A Hartford family attends a rally at the Hartford Municipal Building on Tuesday protesting the Supreme Court ruling on abortion. (Douglas Hook / Hartford Courant)
A Hartford family attends a rally at the Hartford Municipal Building on Tuesday protesting the Supreme Court ruling on abortion. (Douglas Hook / Hartford Courant)

And while abortion is legal in Connecticut, 13 states — Arkansas, Idaho, Kentucky, Louisiana, Mississippi, Missouri, North Dakota, Oklahoma, South Dakota, Tennessee, Texas, Utah, and Wyoming have “trigger” laws on the books that would ban abortions in the first and second trimester.

Prescott says she has a 17-year-old daughter who is likely going to college next year.

“We have to look at the map and look at the law to figure out what place is safe for her,” said Prescott, who said she was raped in 1999 while she was in college and elected to have an abortion.

Prescott said she believes the Dobbs decision and states that ban abortions or severely restrict access to them aren’t really concerned about protecting life.

“We’re not protecting the lives we already have,” she said. “We’re not housing folks. We’re not feeding folks. We’re not getting the hundreds of thousands of kids that are already in foster care in suitable, safe homes. We’re not getting real, affordable and quality health care to folks that need access to it.

“Roe v. Wade isn’t about protecting human life, because we’re doing nothing as a society. Our government is doing nothing to protect the people who are walking and talking and breathing right here right now.”

Which is where the intersection with housing comes in, organizers said. Forced pregnancies mean the necessity of increased, affordable housing options, not to mention time off from work during the pregnancy and after the birth of the child, they said.

Finding affordable housing in Hartford has become increasingly challenging.
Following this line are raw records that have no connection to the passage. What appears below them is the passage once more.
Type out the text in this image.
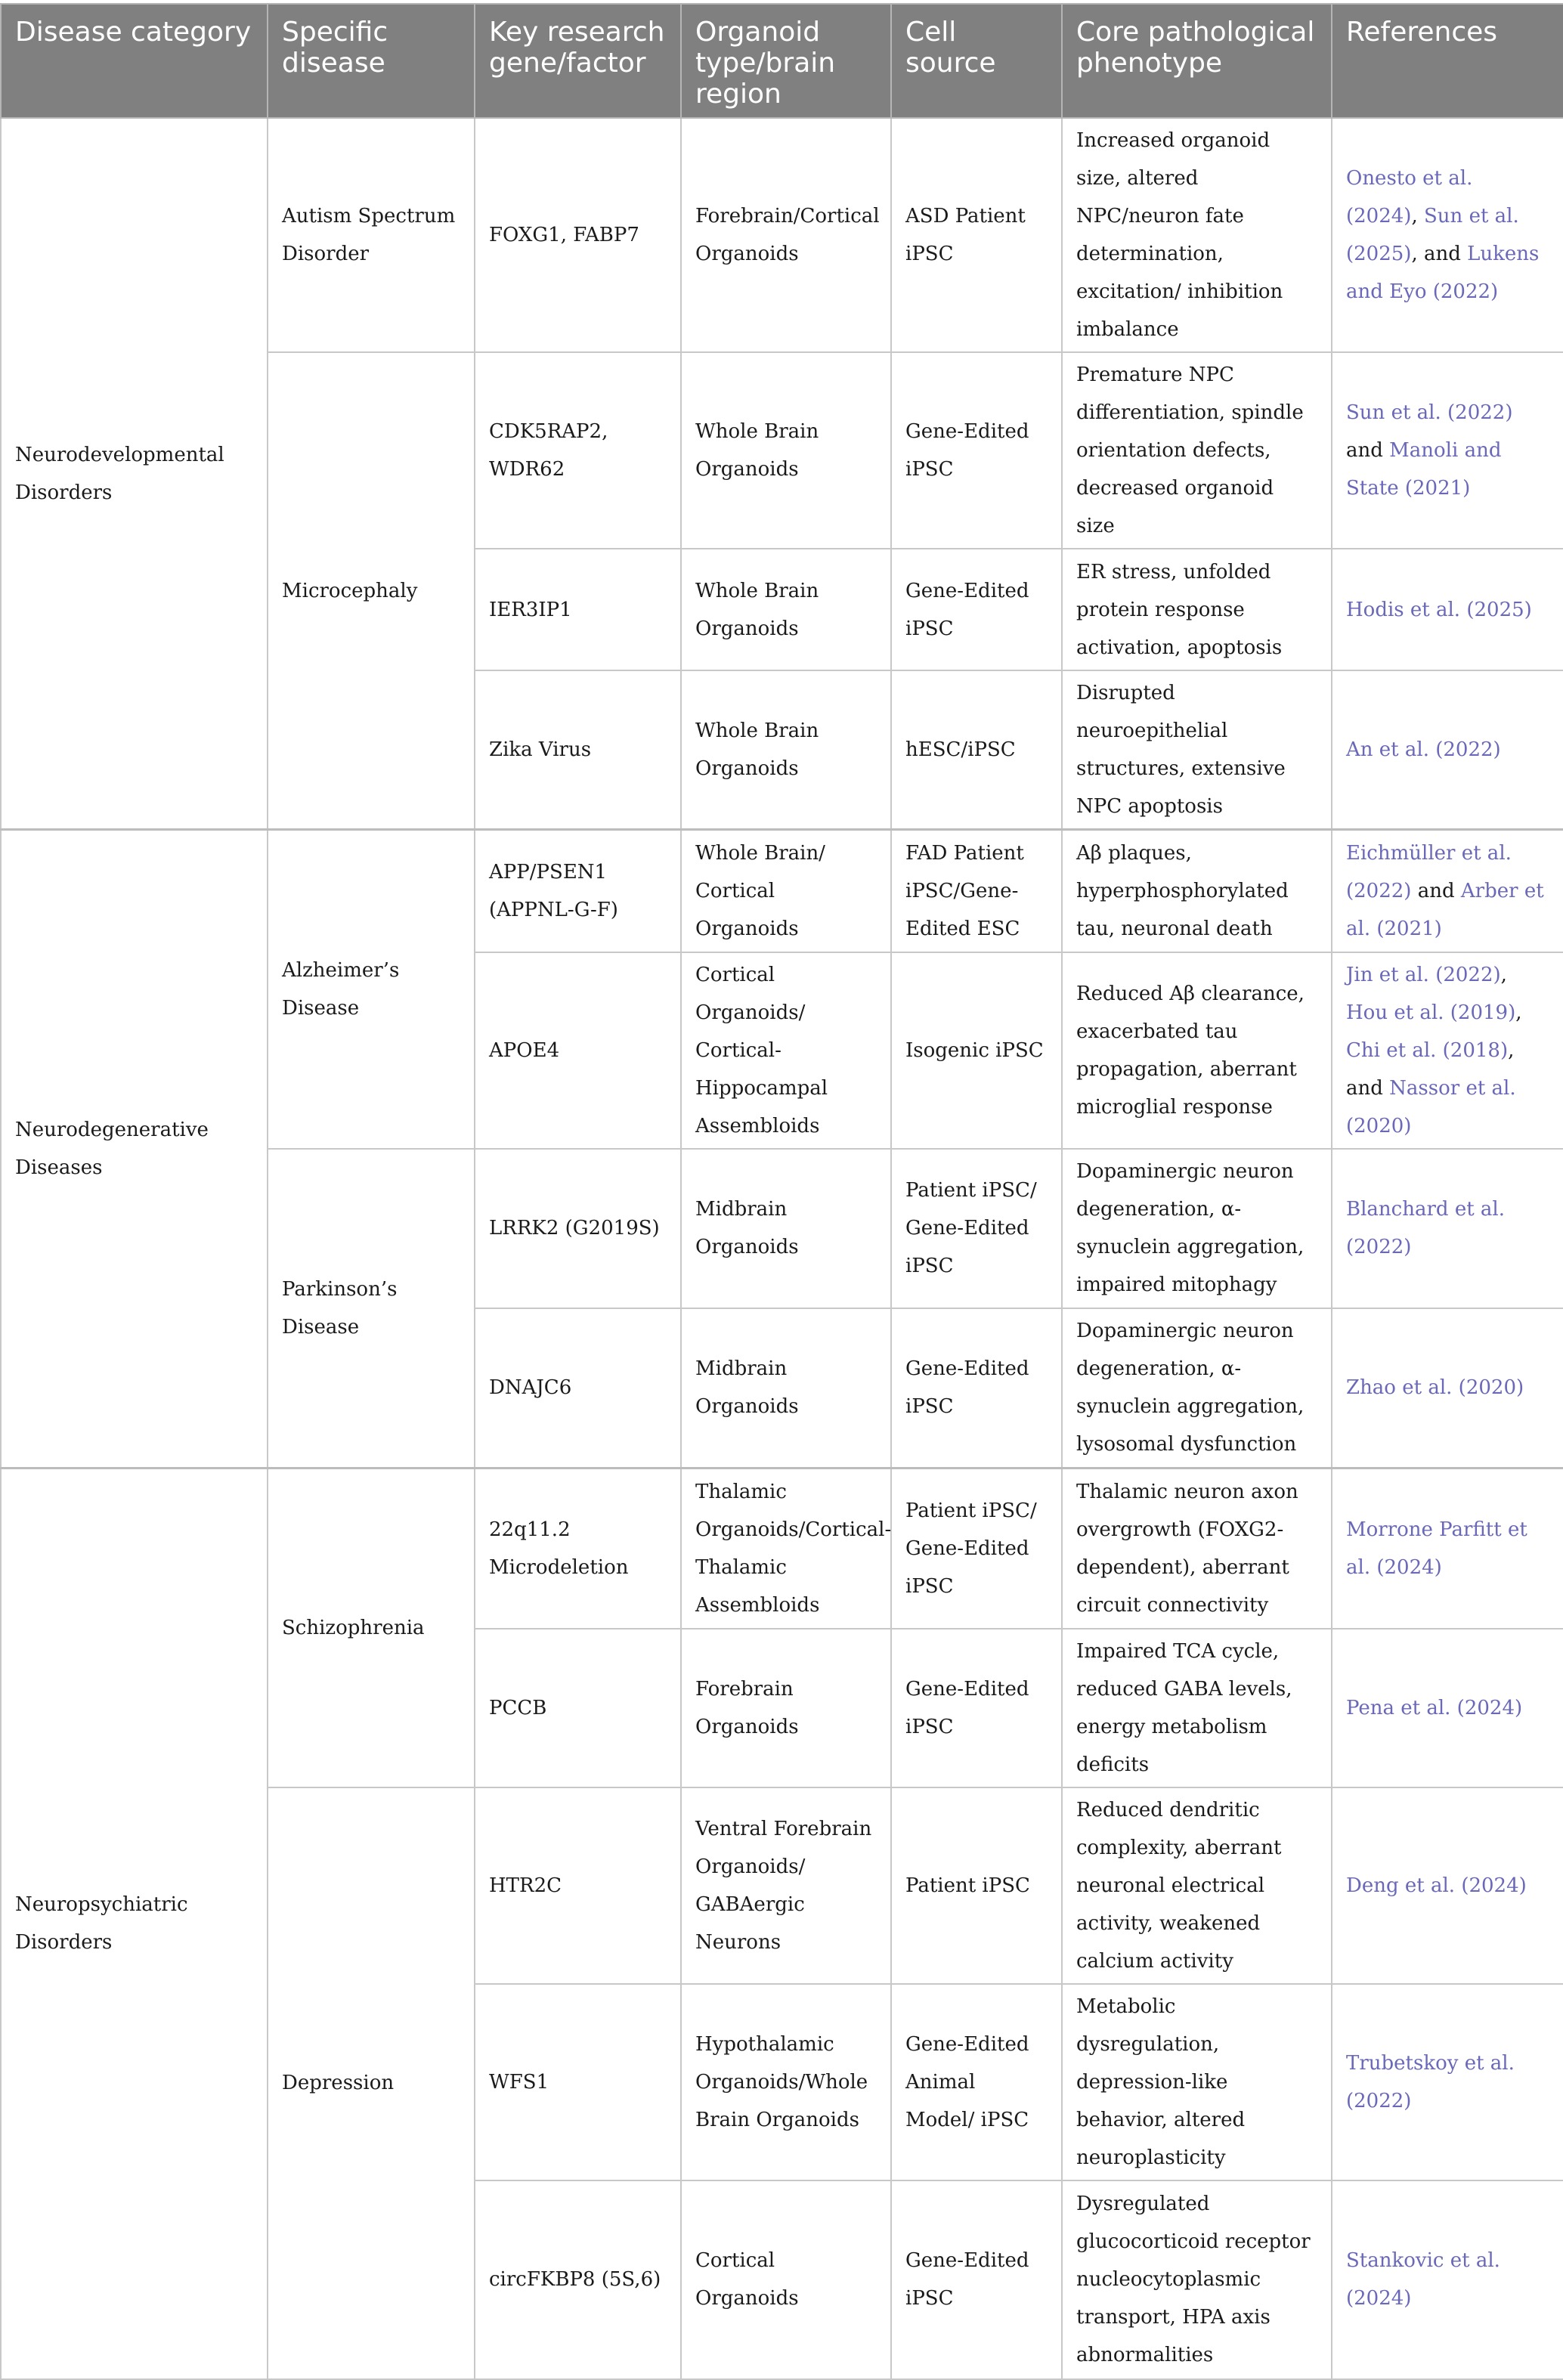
Disease category	Specific disease	Key research gene/factor	Organoid type/brain region	Cell source	Core pathological phenotype	References
Neurodevelopmental Disorders	Autism Spectrum Disorder	FOXG1, FABP7	Forebrain/Cortical Organoids	ASD Patient iPSC	Increased organoid size, altered NPC/neuron fate determination, excitation/ inhibition imbalance	Onesto et al. (2024), Sun et al. (2025), and Lukens and Eyo (2022)
	Microcephaly	CDK5RAP2, WDR62	Whole Brain Organoids	Gene-Edited iPSC	Premature NPC differentiation, spindle orientation defects, decreased organoid size	Sun et al. (2022) and Manoli and State (2021)
		IER3IP1	Whole Brain Organoids	Gene-Edited iPSC	ER stress, unfolded protein response activation, apoptosis	Hodis et al. (2025)
		Zika Virus	Whole Brain Organoids	hESC/iPSC	Disrupted neuroepithelial structures, extensive NPC apoptosis	An et al. (2022)
Neurodegenerative Diseases	Alzheimer’s Disease	APP/PSEN1 (APPNL-G-F)	Whole Brain/ Cortical Organoids	FAD Patient iPSC/Gene-Edited ESC	Aβ plaques, hyperphosphorylated tau, neuronal death	Eichmüller et al. (2022) and Arber et al. (2021)
		APOE4	Cortical Organoids/ Cortical-Hippocampal Assembloids	Isogenic iPSC	Reduced Aβ clearance, exacerbated tau propagation, aberrant microglial response	Jin et al. (2022), Hou et al. (2019), Chi et al. (2018), and Nassor et al. (2020)
	Parkinson’s Disease	LRRK2 (G2019S)	Midbrain Organoids	Patient iPSC/ Gene-Edited iPSC	Dopaminergic neuron degeneration, α-synuclein aggregation, impaired mitophagy	Blanchard et al. (2022)
		DNAJC6	Midbrain Organoids	Gene-Edited iPSC	Dopaminergic neuron degeneration, α-synuclein aggregation, lysosomal dysfunction	Zhao et al. (2020)
Neuropsychiatric Disorders	Schizophrenia	22q11.2 Microdeletion	Thalamic Organoids/Cortical-Thalamic Assembloids	Patient iPSC/ Gene-Edited iPSC	Thalamic neuron axon overgrowth (FOXG2-dependent), aberrant circuit connectivity	Morrone Parfitt et al. (2024)
		PCCB	Forebrain Organoids	Gene-Edited iPSC	Impaired TCA cycle, reduced GABA levels, energy metabolism deficits	Pena et al. (2024)
	Depression	HTR2C	Ventral Forebrain Organoids/ GABAergic Neurons	Patient iPSC	Reduced dendritic complexity, aberrant neuronal electrical activity, weakened calcium activity	Deng et al. (2024)
		WFS1	Hypothalamic Organoids/Whole Brain Organoids	Gene-Edited Animal Model/ iPSC	Metabolic dysregulation, depression-like behavior, altered neuroplasticity	Trubetskoy et al. (2022)
		circFKBP8 (5S,6)	Cortical Organoids	Gene-Edited iPSC	Dysregulated glucocorticoid receptor nucleocytoplasmic transport, HPA axis abnormalities	Stankovic et al. (2024)
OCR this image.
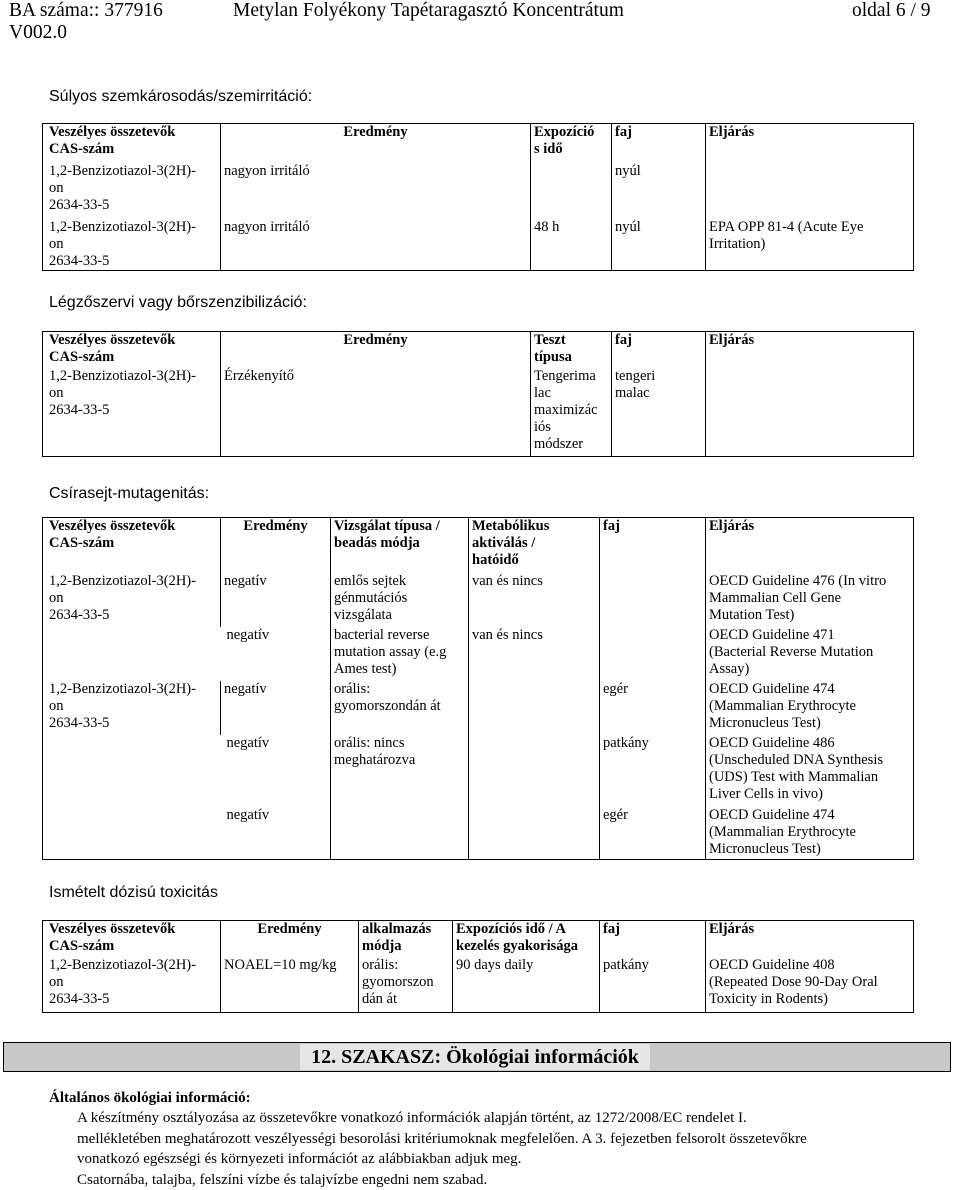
BA száma:: 377916
V002.0
Metylan Folyékony Tapétaragasztó Koncentrátum	oldal 6 / 9
Súlyos szemkárosodás/szemirritáció:
Veszélyes összetevők
CAS-szám	Eredmény	Expozíció
s idő	faj	Eljárás

1,2-Benzizotiazol-3(2H)-
on
2634-33-5	nagyon irritáló		nyúl	

1,2-Benzizotiazol-3(2H)-
on
2634-33-5	nagyon irritáló	48 h	nyúl	EPA OPP 81-4 (Acute Eye
Irritation)
Légzőszervi vagy bőrszenzibilizáció:
Veszélyes összetevők
CAS-szám	Eredmény	Teszt
típusa	faj	Eljárás

1,2-Benzizotiazol-3(2H)-
on
2634-33-5	Érzékenyítő	Tengerima
lac
maximizác
iós
módszer	tengeri
malac	

Csírasejt-mutagenitás:
Veszélyes összetevők
CAS-szám	Eredmény	Vizsgálat típusa /
beadás módja	Metabólikus
aktiválás /
hatóidő	faj	Eljárás

1,2-Benzizotiazol-3(2H)-
on
2634-33-5	negatív	emlős sejtek
génmutációs
vizsgálata	van és nincs		OECD Guideline 476 (In vitro
Mammalian Cell Gene
Mutation Test)

	negatív	bacterial reverse
mutation assay (e.g
Ames test)	van és nincs		OECD Guideline 471
(Bacterial Reverse Mutation
Assay)

1,2-Benzizotiazol-3(2H)-
on
2634-33-5	negatív	orális:
gyomorszondán át		egér	OECD Guideline 474
(Mammalian Erythrocyte
Micronucleus Test)

	negatív	orális: nincs
meghatározva		patkány	OECD Guideline 486
(Unscheduled DNA Synthesis
(UDS) Test with Mammalian
Liver Cells in vivo)

	negatív			egér	OECD Guideline 474
(Mammalian Erythrocyte
Micronucleus Test)
Ismételt dózisú toxicitás
Veszélyes összetevők
CAS-szám	Eredmény	alkalmazás
módja	Expozíciós idő / A
kezelés gyakorisága	faj	Eljárás

1,2-Benzizotiazol-3(2H)-
on
2634-33-5	NOAEL=10 mg/kg	orális:
gyomorszon
dán át	90 days daily	patkány	OECD Guideline 408
(Repeated Dose 90-Day Oral
Toxicity in Rodents)
12. SZAKASZ: Ökológiai információk
Általános ökológiai információ:
A készítmény osztályozása az összetevőkre vonatkozó információk alapján történt, az 1272/2008/EC rendelet I.
mellékletében meghatározott veszélyességi besorolási kritériumoknak megfelelően. A 3. fejezetben felsorolt összetevőkre
vonatkozó egészségi és környezeti információt az alábbiakban adjuk meg.
Csatornába, talajba, felszíni vízbe és talajvízbe engedni nem szabad.
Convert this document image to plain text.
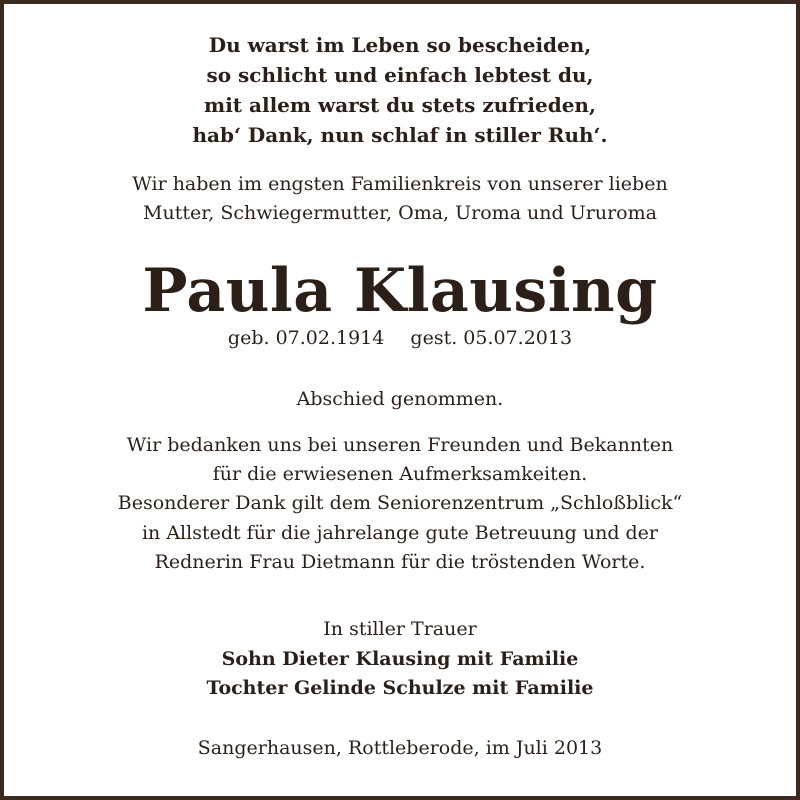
Du warst im Leben so bescheiden,
so schlicht und einfach lebtest du,
mit allem warst du stets zufrieden,
hab‘ Dank, nun schlaf in stiller Ruh‘.
Wir haben im engsten Familienkreis von unserer lieben
Mutter, Schwiegermutter, Oma, Uroma und Ururoma
Paula Klausing
geb. 07.02.1914 gest. 05.07.2013
Abschied genommen.
Wir bedanken uns bei unseren Freunden und Bekannten
für die erwiesenen Aufmerksamkeiten.
Besonderer Dank gilt dem Seniorenzentrum „Schloßblick“
in Allstedt für die jahrelange gute Betreuung und der
Rednerin Frau Dietmann für die tröstenden Worte.
In stiller Trauer
Sohn Dieter Klausing mit Familie
Tochter Gelinde Schulze mit Familie
Sangerhausen, Rottleberode, im Juli 2013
Flippen, who lives in the North End of Hartford on a month-to-month lease, has been looking for an apartment for a few weeks.

Rents have skyrocketed to a point where Flippen is struggling to find an affordable apartment for herself and her three children, ages 3, 9 and 14.

“To find a place that’s big enough for my family, I have to work at least two to three jobs or at least have a side gig or something like that,” she said. “It’s insane what they’re asking for.”

Flippen said three-bedroom apartments are going for about $1,500 in Hartford.

“I saw one in East Hartford going for $1,700, I didn’t even call them back,” she said. “I feel trapped. … I’ve gotten frustrated looking because everyone is looking right now.”